Miller skipped programming and went straight to the systems part of early information technology. “Systems thinking or systems perspective is the most useful tool I could give anyone,” she says. “You can’t make decisions in isolation without looking at the environment and the intended and unintended consequences of your decisions.” She believes the work of Women & Hi Tech today is directly related to the potential for better systems thinking. “STEM is how you expand the environment,” she said. “You can add data and science to every other industry in life. Informatics is how it came into shape at IU—this idea that information and use of analytics around data is part of every profession.”
Miller was hired in a tenure track position at IU Bloomington Kelley School of Business in 1976. At that time, she and two other women hired the same year were the first women to ever be hired to tenure track positions in the School. After the first years, she integrated Business School administration with faculty roles, and in 1993 she made a transition to the administrative side of academia. Georgia became the Executive Director of Integrated Technologies at IUPUI and transitioned through four other roles before transferring to IUPUC in Columbus. In 2010, she was awarded Outstanding Woman Full-Time Faculty Leader at IUPUI, and on her retirement from IU in 2016 the Business Advisory Committee created a scholarship in her name for students who exemplify systems thinking skills.
When asked to reflect on the lessons of her over 40-year STEM career in Central Indiana, Georgia says “The thing that has been most important to me is mentoring. Encouraging young women to find a home that works in their world.” She has been amazed and proud to see the strides in outreach that Women & Hi Tech has made to mentor women & young girls and believes that the organization will continue to facilitate opportunity for all backgrounds.

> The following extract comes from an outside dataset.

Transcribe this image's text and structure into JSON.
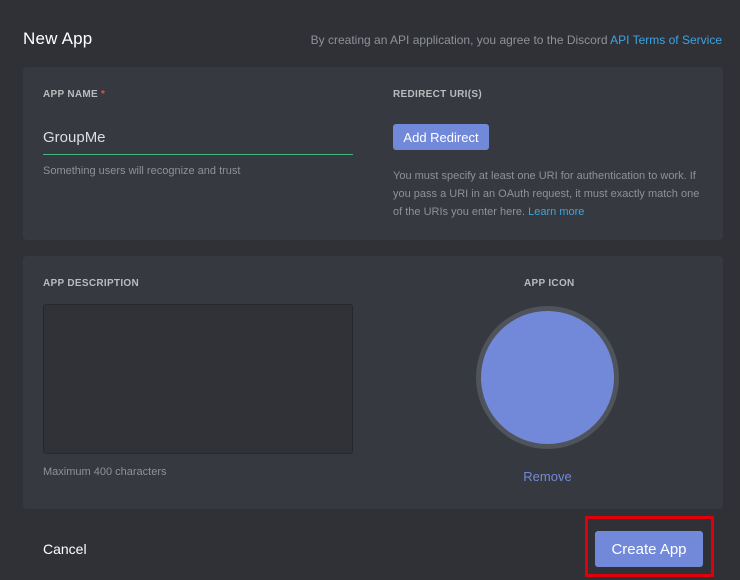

“As our group has grown right along with the importance of STEM, our recognition of all the categories that includes has been impressive. I know we will continue to intentionally seek opportunities to recognize and encourage those from business and academic backgrounds, to promote members of all genders, creeds, and walks of life,” Georgia said. “The organization is doing an amazing job of this already and is only headed to greater heights. We all want the same thing in our hearts and now have to model the behavior of integration so it’s no longer women vs men, us vs them, but a community where we all work together.”